Lois sah wie­der auf das Buch.

»Die­se wun­der­vol­le Frau soll eine Mör­de­rin sein?«

Er nick­te.

»Ja – es ist merk­wür­dig, aber selbst Leu­te, die voll­kom­men un­schul­dig aus­se­hen, be­ge­hen böse Ver­bre­chen. Ich bin seit zwan­zig Jah­ren hier auf mei­nem Pos­ten – ich habe alle Il­lu­sio­nen ver­lo­ren.«

»Aber wenn man doch da­von über­zeugt war, daß sie eine Mör­de­rin sei, warum hat man sie denn nicht –«

Sie konn­te es nicht über sich brin­gen, »auf­ge­hängt« zu sa­gen.
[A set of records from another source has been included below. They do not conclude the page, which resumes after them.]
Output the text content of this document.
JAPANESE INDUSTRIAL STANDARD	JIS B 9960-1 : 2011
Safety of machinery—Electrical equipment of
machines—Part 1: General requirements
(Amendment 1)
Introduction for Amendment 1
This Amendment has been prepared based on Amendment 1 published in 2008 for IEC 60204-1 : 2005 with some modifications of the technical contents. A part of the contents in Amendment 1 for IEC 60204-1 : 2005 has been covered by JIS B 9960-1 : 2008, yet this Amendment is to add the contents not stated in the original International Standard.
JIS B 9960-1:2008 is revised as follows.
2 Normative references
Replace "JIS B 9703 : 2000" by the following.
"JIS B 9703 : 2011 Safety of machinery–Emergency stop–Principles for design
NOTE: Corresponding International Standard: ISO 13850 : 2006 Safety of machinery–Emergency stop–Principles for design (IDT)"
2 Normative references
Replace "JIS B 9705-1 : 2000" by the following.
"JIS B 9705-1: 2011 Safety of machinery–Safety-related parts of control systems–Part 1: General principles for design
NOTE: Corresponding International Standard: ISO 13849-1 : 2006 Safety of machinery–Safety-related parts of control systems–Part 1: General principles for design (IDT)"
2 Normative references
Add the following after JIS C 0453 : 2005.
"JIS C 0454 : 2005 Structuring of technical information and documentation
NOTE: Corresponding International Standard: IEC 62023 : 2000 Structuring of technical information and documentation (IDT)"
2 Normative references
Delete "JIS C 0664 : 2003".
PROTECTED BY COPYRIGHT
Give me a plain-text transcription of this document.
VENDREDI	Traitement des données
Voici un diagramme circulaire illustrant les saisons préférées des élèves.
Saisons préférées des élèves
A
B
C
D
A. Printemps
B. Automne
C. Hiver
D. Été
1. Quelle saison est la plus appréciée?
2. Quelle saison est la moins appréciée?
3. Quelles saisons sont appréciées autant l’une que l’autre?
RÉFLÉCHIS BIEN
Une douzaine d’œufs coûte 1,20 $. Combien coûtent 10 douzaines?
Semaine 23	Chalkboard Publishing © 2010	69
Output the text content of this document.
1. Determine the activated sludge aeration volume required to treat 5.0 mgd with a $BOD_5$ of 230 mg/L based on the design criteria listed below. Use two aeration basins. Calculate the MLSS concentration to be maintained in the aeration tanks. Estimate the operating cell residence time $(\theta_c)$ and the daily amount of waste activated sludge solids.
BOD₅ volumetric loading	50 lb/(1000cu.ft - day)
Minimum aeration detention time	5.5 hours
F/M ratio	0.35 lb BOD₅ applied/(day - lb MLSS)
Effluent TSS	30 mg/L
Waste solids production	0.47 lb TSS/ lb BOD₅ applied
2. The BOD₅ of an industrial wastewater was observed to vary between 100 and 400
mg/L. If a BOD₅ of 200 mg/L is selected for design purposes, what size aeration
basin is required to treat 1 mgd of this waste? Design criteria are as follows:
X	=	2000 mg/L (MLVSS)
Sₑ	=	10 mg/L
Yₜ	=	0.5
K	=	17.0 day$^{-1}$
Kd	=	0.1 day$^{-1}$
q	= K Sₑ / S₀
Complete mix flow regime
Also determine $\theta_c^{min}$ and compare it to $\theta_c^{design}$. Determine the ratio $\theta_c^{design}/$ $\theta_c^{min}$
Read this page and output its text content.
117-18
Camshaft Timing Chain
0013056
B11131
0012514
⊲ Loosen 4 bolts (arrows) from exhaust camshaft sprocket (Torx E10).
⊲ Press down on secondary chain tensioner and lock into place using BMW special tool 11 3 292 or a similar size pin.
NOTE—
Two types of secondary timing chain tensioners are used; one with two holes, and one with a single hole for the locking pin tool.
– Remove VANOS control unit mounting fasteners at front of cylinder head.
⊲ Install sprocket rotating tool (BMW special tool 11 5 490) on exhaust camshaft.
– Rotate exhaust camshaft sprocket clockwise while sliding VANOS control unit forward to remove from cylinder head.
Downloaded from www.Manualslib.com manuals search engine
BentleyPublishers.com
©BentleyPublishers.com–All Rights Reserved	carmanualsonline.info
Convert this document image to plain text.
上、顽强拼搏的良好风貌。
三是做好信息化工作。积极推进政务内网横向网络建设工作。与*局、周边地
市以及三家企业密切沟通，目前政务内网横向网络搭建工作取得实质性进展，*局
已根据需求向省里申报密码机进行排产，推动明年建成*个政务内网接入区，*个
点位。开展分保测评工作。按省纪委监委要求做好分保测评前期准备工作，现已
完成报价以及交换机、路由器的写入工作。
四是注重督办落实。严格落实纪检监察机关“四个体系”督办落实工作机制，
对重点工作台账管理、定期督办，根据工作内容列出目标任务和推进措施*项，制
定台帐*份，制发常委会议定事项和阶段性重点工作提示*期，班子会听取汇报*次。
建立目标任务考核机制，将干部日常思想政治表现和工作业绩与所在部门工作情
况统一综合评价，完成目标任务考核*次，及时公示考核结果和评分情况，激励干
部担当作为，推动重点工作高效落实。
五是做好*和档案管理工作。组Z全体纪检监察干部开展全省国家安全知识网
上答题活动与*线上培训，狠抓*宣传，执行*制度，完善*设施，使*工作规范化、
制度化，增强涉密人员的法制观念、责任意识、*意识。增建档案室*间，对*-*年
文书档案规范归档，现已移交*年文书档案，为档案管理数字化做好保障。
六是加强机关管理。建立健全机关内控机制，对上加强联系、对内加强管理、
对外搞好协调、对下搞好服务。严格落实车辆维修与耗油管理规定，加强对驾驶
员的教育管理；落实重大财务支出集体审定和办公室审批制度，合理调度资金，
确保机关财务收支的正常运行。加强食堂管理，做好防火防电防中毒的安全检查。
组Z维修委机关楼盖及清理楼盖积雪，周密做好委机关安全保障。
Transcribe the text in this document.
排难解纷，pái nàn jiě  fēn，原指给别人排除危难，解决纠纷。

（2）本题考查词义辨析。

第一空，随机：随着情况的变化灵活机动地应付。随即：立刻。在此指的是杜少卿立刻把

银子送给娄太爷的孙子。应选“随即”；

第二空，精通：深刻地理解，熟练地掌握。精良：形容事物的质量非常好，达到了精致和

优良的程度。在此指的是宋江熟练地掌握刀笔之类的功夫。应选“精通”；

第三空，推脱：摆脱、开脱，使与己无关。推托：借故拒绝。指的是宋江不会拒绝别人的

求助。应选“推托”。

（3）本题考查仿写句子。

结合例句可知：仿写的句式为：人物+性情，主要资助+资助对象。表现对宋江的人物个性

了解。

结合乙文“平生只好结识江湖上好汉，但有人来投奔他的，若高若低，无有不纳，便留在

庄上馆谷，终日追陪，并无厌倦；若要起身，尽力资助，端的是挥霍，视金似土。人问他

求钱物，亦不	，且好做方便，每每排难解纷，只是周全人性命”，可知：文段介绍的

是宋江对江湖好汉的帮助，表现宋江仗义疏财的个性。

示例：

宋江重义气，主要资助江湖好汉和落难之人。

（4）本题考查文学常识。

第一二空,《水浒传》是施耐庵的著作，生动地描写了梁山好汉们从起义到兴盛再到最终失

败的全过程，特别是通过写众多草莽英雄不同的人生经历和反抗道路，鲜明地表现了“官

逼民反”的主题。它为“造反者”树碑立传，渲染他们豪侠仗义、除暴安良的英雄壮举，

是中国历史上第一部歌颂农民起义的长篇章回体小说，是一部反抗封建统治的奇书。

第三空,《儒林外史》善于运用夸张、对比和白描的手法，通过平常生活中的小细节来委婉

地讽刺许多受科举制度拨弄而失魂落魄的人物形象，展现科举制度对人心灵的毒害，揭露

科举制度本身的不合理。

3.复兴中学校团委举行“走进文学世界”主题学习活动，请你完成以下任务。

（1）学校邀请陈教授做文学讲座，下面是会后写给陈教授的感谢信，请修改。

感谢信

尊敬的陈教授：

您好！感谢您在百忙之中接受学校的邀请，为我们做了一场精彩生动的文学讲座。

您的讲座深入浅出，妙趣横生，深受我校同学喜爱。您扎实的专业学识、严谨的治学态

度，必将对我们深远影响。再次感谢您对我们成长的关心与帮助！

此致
Der Di­rek­tor sah sie an.

»Nun ja – es war da ein Grund, ein sehr wich­ti­ger Grund so­gar –«

Lois war einen Au­gen­blick er­staunt, aber plötz­lich wur­de es ihr klar. Sie ver­stand.

»Ja, das Baby wur­de hier in die­sem Ge­fäng­nis ge­bo­ren. Es war das ent­zückends­te klei­ne Mäd­chen, das ich je­mals ge­se­hen habe ein wirk­lich schö­nes Kind. Es tat mir furcht­bar leid, als es aus dem Ge­fäng­nis ge­bracht wer­den muß­te, das arme klei­ne Ding!«

»Es wuß­te von nichts, viel­leicht weiß es heu­te noch nicht –« Lois’ Au­gen füll­ten sich mit Trä­nen.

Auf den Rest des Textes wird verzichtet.